1767-02-26, de Voltaire [François Marie Arouet] à James Marriott.

Monsieur,

Je prends le parti de vous écrire par Calais plutôt que par la Hollande, parce que dans le commerce des hommes comme dans la phisique, il faut toujours prendre la voie la plus courte.
Il est vrai que j'ai passé près de trois mois sans vous répondre, mais c'est que je suis plus vieux que Milton, et que je suis presque aussi aveugle que lui. Comme on envie toujours son prochain, je suis jaloux de mylord Schesterfield qui est sourd. La lecture me parait plus nécessaire dans la retraitte que la conversation. Il est certain qu'un bon livre vaut beaucoup mieux que tout ce qu'on dit au hazard. Il me semble que celui qui veut s'instruire doit préférer ses yeux à ses oreilles, mais pour celui qui ne veut que s'amuser je consens de tout mon cœur qu'il soit aveugle, et qu'il puisse écouter des bagatelles toute la journée.

Je conçois que vôtre belle imagination est quelquefois très ennuiée des tristes détails de vôtre charge. Si on n'était pas soutenu par l'estime publique et par l'espérance, il n'y a personne qui voulût être avocat général. Il faut avoir un grand courage quand on fait d'aussi beaux vers que vous, pour s'apesantir sur des matières contentieuses, et pour deviner l'esprit d'un testateur et l'esprit de la loi.

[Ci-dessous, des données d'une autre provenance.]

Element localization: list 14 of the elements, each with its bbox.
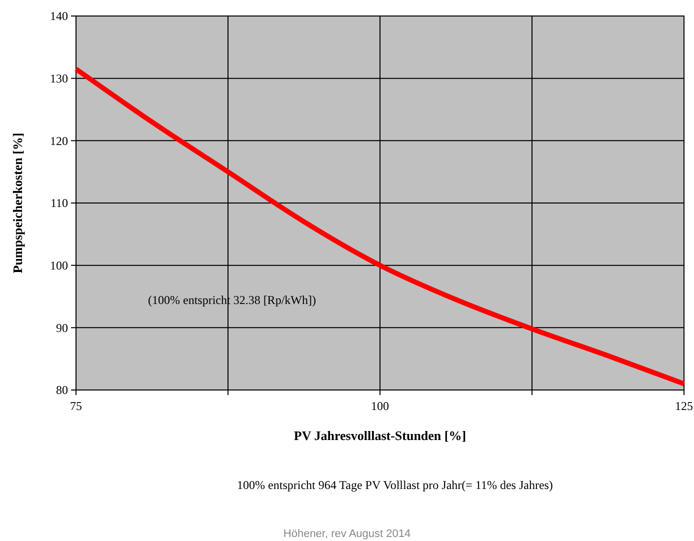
y-tick-label: 140 <box>50 9 68 24</box>
y-tick-label: 80 <box>56 383 68 398</box>
y-tick-label: 120 <box>50 134 68 148</box>
y-tick-label: 90 <box>56 320 68 335</box>
text: Höhener, rev August 2014 <box>283 528 411 540</box>
y-tick-label: 100 <box>50 258 68 273</box>
y-tick-label: 130 <box>50 72 68 86</box>
y-axis-title: Pumpspeicherkosten [%] <box>10 132 25 274</box>
x-tick-label: 100 <box>371 399 389 413</box>
x-tick-label: 75 <box>70 399 82 413</box>
x-axis-title: PV Jahresvolllast-Stunden [%] <box>294 428 466 443</box>
text: 100% entspricht 964 Tage PV Volllast pro Jahr(= 11% des Jahres) <box>237 478 553 492</box>
y-tick-label: 110 <box>50 196 68 210</box>
x-tick-label: 125 <box>675 399 693 413</box>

Ma mauvaise santé ne m'a jamais permis de me livrer aux affaires de ce monde, c'est un grand service que mes maladies m'ont rendu. Je vis depuis quinze ans dans la retraitte avec une partie de ma famille. Je suis entouré du plus beau païsage du monde. Quand la nature ramêne le printemps elle me rend mes yeux qu'elle m'a ôtés pendant l'hiver. Ainsi j'ai le plaisir de renaître, ce que les autres hommes n'ont point.

Jean Jaques, dont vous me parlez, a quitté son païs pour le vôtre, et moi j'ai quitté il y a longtemps le mien pour le sien, ou dumoins pour le voisinage. Voilà comme les hommes sont ballotés par la fortune. Sa sacrée majesté le Hazard décide de tout.

Le cardinal Bentivoglio que vous me citez, dit à la vérité beaucoup de mal du païs des Suisses, et même ne traitte pas trop bien leurs personnes, mais c'est qu'il passa du côté du mont st Bernard et que cet endroit est le plus horrible qu'il y ait dans le monde. Le païs de Vaud aucontraire, et celui de Genêve, mais surtout celui de Gex que j'habite, forment un jardin délicieux. La moitié de la Suisse est l'enfer, et l'autre moitié est le paradis.

Rousseau a choisi, comme vous le dites, le plus vilain canton de l'Angleterre; chacun cherche ce qui lui convient, mais il ne faudrait pas juger des bords charmants de la Tamise par les rochers de Derbyshire. Je crois la querelle de mr Hume et de Jean Jaques terminée par le mépris public que Rousseau s'est attiré, et par l'estime que mr Hume mérite. Tout ce qui m'a paru plaisant, c'est la logique de Jean Jaques qui s'est éfforcé de prouver que mr Hume n'a été son bienfaicteur que par mauvaise volonté. Il pousse contre lui trois arguments qu'il appelle trois souflets sur la joue de son protecteur. Si le Roi d'Angleterre lui avait donné une pension sans doute le quatrième souflet aurait été pour Sa Majesté. Cet homme me parait complettement fou. Il y en a plusieurs à Genêve. On y est plus mélancolique encor qu'en Angleterre, et je crois, proportion gardée, qu'il y a plus de suicides à Genêve qu'à Londres. Ce n'est pas que le suicide soit toujours de la folie. On dit qu'il y a des occasions où un sage peut prendre ce parti; mais en général, ce n'est pas dans un accez de raison qu'on se tue.

Si vous voyez mr Franklin, je vous suplie, monsieur, de vouloir bien l'assurer de mon estime et de ma reconnaissance. C'est avec ces mêmes sentimts que j'ai l'honneur d'être avec beaucoup de respect, Monsieur, vôtre.